Monday, May 23, 2011

Avoidance

For all of you who know me you know I have an interest and passion for end of life/palliative care. It is something I feel very strongly about and work hard to make sure my patients and families are comfortable at the end of life.


Due to my interest in end of life care I have had many frustration on the wards. I have discovered that as a patient dies here very little attention is given to the patient. There is one patient on our team who was admitted last Monday with altered mental status. He quickly declined and now is completely unresponsive, has bed sores from being unable to move, and started having seizures. On Wed, Thurs, and Fri of last week I was the only person to see this patient. The rest of the team skipped over him during rounds despite my reminding them. This patient is still alive, which is truly amazing, and recieves very little attention if any at all. Nothing is being done to make him comfortable.


A similar situation occured last week. We had a patient that presented with an intestinal obstruction and was found to have a large mass in his abdomen. We were planning on doing a CT scan of his abdomen but he quickly went downhill, we were not sure why. On our morning rounds the patient had agonal respirations (a sign of immiment death) and there was nothing else for us to do. The attending physican (head doctor) and I had the following conversation....


"Dr. Lupov, do you think there is anything else we can do for this patient?" Attending


"No. I think our focus should be to keep him comfortable." Me


"I agree. Our plan should be to keep him comfortable." Attending. After saying this he walks away and moves on to the next patient.

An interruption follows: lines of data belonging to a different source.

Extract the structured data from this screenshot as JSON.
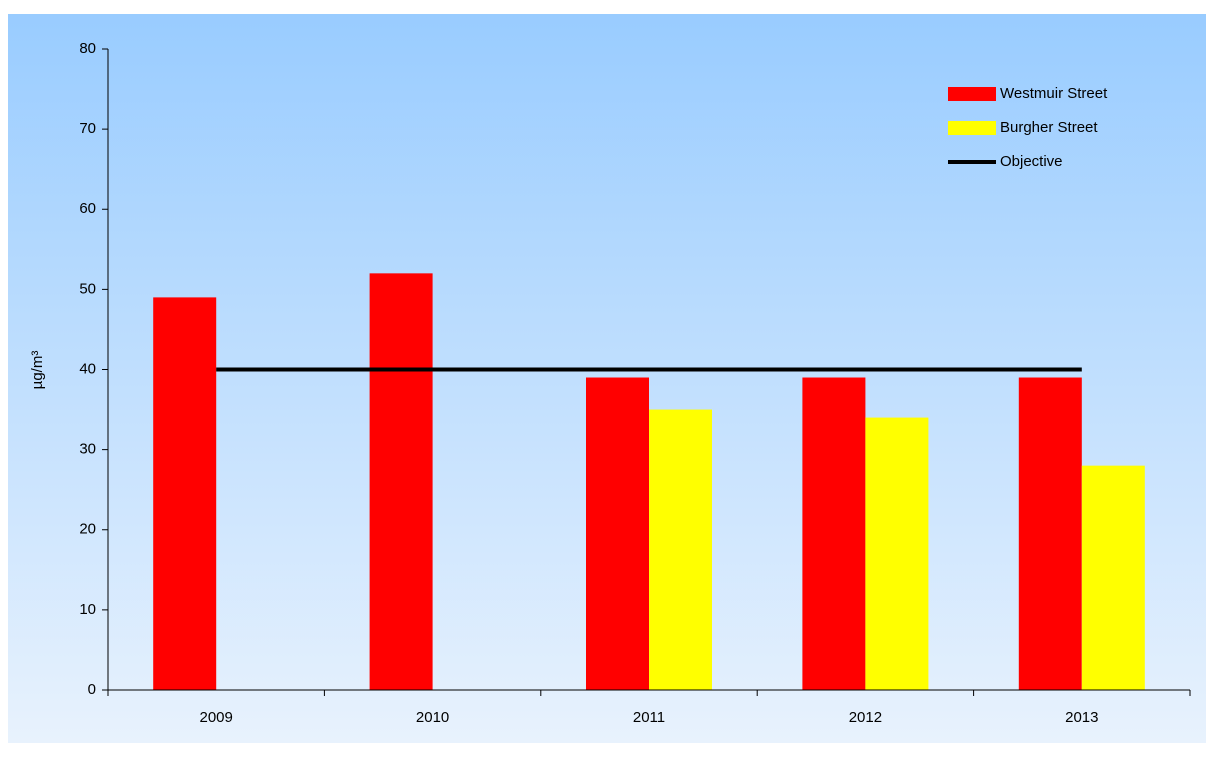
{
  "chart_data": {
    "type": "bar",
    "y_label": "µg/m³",
    "categories": [
      "2009",
      "2010",
      "2011",
      "2012",
      "2013"
    ],
    "series": [
      {
        "name": "Westmuir Street",
        "color": "#ff0000",
        "values": [
          49,
          52,
          39,
          39,
          39
        ]
      },
      {
        "name": "Burgher Street",
        "color": "#ffff00",
        "values": [
          null,
          null,
          35,
          34,
          28
        ]
      },
      {
        "name": "Objective",
        "color": "#000000",
        "type": "line",
        "values": [
          40,
          40,
          40,
          40,
          40
        ]
      }
    ],
    "ylim": [
      0,
      80
    ],
    "yticks": [
      0,
      10,
      20,
      30,
      40,
      50,
      60,
      70,
      80
    ],
    "legend": "top-right"
  }
}
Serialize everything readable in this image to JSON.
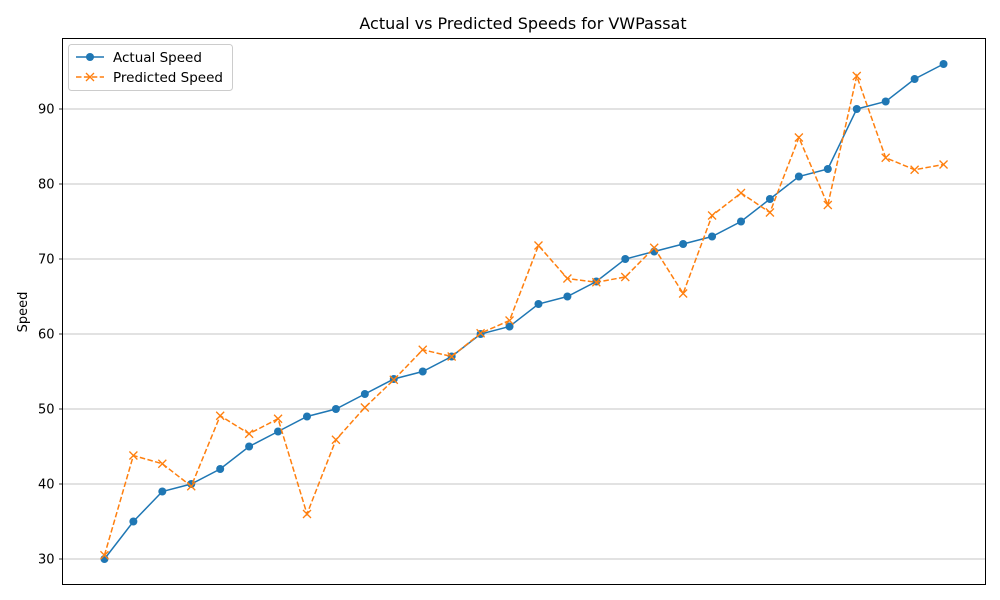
{
  "chart_data": {
    "type": "line",
    "title": "Actual vs Predicted Speeds for VWPassat",
    "xlabel": "",
    "ylabel": "Speed",
    "ylim": [
      26.6,
      99.4
    ],
    "yticks": [
      30,
      40,
      50,
      60,
      70,
      80,
      90
    ],
    "grid": "y",
    "legend_position": "top-left",
    "x": [
      0,
      1,
      2,
      3,
      4,
      5,
      6,
      7,
      8,
      9,
      10,
      11,
      12,
      13,
      14,
      15,
      16,
      17,
      18,
      19,
      20,
      21,
      22,
      23,
      24,
      25,
      26,
      27,
      28,
      29
    ],
    "series": [
      {
        "name": "Actual Speed",
        "color": "#1f77b4",
        "marker": "circle",
        "line_style": "solid",
        "values": [
          30,
          35,
          39,
          40,
          42,
          45,
          47,
          49,
          50,
          52,
          54,
          55,
          57,
          60,
          61,
          64,
          65,
          67,
          70,
          71,
          72,
          73,
          75,
          78,
          81,
          82,
          90,
          91,
          94,
          96
        ]
      },
      {
        "name": "Predicted Speed",
        "color": "#ff7f0e",
        "marker": "x",
        "line_style": "dashed",
        "values": [
          30.5,
          43.8,
          42.7,
          39.7,
          49.1,
          46.7,
          48.7,
          36.0,
          45.9,
          50.2,
          53.9,
          57.9,
          57.0,
          60.1,
          61.8,
          71.8,
          67.4,
          66.9,
          67.6,
          71.5,
          65.4,
          75.8,
          78.8,
          76.2,
          86.2,
          77.2,
          94.4,
          83.5,
          81.9,
          82.6
        ]
      }
    ]
  }
}
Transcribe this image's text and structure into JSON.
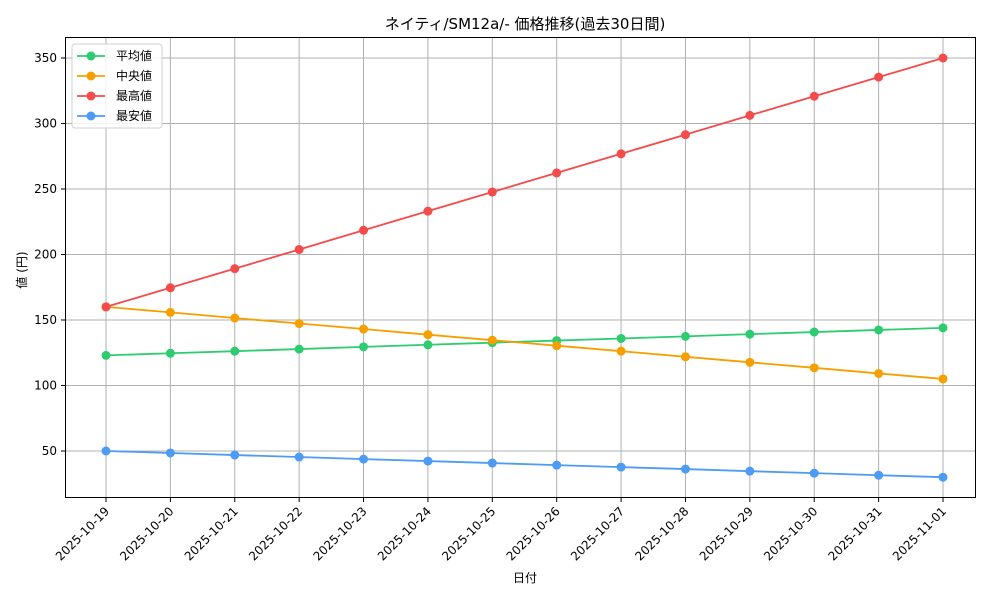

"Wait...do you have IV Morphine or Ativan? What can we give this patient to make him comfortable? He clearly looks like he is in pain and has a lot of air hunger." Me


"Giving those drugs is euthanasia and that is illegal in Kenya." Attending


"I disagree. We can keep patients comfortable without expediating there death." Me


"If you give that man Morphine and he dies, the family will say you killed him." Attending. At this point he stopped talking to me and moved on to the next patient.


How incredibly frustrating and sad. It has been so hard for me to watch numerous people on the wards die with absolutley no effort to keep them comfortable. I have not given morphine to a single patient since I have been here (and I have seen a lot of people die).


After talk about this with several people I have calmed down a little (not all the way) and realized that the Kenyan doctors' attitudes is likely a defense mechanism. Due to limited resources there is little to nothing to do for these patients. It is easier to avoid the patient then face the reality that the patient is dying and there is nothing you can do.


I hope palliative care/hospice can take hold here in Kenyan and change this attitude. Every person deserves dignity at the end of life and I believe it the physicans duty to make sure that happens. It has been hard to me to keep my mouth shut, because I don't think it is something I can change now. It will take time and many people to implement this changes. Maybe I can be a part of it in the future.

1 comment:

  1. Wow. That is really sad to hear, and I'll bet it's way sadder to experience. Keep up the hope and love, Mack. You're so great at that!